第3章 譲れないマシュマロ【氷室辰也&紫原 敦】
え、俺がナナちんを好き?
でも俺、今まで好きな子いたことないからわかんねー。
俺は自分の胸に手を当てて考えていると、劉ちんがイライラし始めて口調がちょっと荒くなる。
「…敦、お前は葛城といるとそのゆる顔がいつもより緩んでるし、自然と笑顔になってることが多い。それにお前が葛城以外の女子と話してるのを見た事がないアルよ」
「劉ちん…」
確かに劉ちんの言ってること、的を得てるかもしれない。俺は下を向いて今までナナちんと過ごした日々を思い出す。

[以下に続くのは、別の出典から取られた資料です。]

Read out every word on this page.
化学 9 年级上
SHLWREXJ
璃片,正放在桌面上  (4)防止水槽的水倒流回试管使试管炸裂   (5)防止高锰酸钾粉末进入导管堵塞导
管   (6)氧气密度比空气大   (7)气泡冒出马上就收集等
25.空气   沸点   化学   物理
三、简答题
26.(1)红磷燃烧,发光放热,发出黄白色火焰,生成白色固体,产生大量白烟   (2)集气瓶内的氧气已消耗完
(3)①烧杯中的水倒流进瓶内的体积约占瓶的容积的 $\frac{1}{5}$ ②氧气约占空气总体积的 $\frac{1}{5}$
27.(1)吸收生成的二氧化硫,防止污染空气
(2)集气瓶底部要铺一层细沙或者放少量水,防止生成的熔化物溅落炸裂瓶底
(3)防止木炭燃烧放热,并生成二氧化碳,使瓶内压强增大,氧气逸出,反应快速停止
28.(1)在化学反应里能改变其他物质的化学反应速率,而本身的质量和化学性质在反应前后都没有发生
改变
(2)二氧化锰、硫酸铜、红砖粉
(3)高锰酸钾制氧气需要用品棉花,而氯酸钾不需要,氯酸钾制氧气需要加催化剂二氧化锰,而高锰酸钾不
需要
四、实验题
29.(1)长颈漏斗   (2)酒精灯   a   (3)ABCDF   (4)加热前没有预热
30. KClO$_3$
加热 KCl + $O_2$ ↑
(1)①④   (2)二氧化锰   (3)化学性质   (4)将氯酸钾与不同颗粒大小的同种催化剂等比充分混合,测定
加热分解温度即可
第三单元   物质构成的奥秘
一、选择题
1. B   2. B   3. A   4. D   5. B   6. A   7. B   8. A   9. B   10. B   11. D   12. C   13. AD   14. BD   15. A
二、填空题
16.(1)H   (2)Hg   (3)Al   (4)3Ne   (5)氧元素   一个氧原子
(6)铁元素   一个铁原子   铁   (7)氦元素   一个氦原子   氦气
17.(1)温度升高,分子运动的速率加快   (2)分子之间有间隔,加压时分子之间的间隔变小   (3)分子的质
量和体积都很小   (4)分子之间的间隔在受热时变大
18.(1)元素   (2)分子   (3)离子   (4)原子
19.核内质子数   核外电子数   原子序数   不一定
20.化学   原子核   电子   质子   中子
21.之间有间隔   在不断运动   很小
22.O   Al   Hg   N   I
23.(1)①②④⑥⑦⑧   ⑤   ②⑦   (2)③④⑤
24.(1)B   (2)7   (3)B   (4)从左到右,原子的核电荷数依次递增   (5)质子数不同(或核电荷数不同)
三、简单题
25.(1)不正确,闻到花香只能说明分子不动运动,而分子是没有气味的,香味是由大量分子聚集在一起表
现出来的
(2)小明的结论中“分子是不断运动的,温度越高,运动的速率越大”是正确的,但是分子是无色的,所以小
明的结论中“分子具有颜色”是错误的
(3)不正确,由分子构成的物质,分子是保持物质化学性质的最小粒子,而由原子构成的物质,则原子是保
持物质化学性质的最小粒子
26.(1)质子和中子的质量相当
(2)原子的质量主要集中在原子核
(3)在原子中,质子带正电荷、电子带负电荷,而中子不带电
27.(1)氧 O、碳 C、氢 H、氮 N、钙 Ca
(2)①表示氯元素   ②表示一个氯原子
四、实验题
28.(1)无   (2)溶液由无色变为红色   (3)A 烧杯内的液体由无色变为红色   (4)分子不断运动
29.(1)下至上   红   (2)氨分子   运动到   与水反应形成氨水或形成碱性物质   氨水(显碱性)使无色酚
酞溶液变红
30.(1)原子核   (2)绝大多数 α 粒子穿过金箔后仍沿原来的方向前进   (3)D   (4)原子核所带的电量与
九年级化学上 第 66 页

いつかの部活帰りに駄菓子屋で出くわして、そっから毎日の様に会って少しずつ喋るようになって…。
まぁ大体お菓子の話題が多かったけど。
ナナちんが俺の好きなまいう棒沢山くれたり、チュッパチョップスを幸せそうに舐めたりしてて。
そん時に見せてくれたナナちんのはちきれんばかりの笑顔が、何だか膨らました風船ガムみたいで可愛いな、って思ったり…。
そしたらいつの間にか俺、ナナちんの隣にいるのが日課になってたんだ。
「…劉ちん、なんか珍しくいい事言ったじゃん。ちょっと行ってくるわ」
「おい!!珍しくとは余計アルよ!!」
劉ちんを後にして俺は海から上がる。
ナナちんが喜ぶかと思って先にイチゴ味のカキ氷を買ってから、うずくまる彼女の隣に座る。
「ナナちーん、一緒にカキ氷食べよーよ」
ナナちんの目の前にカキ氷を差し出すと、彼女は目を見開いて俺を不思議そうに見た。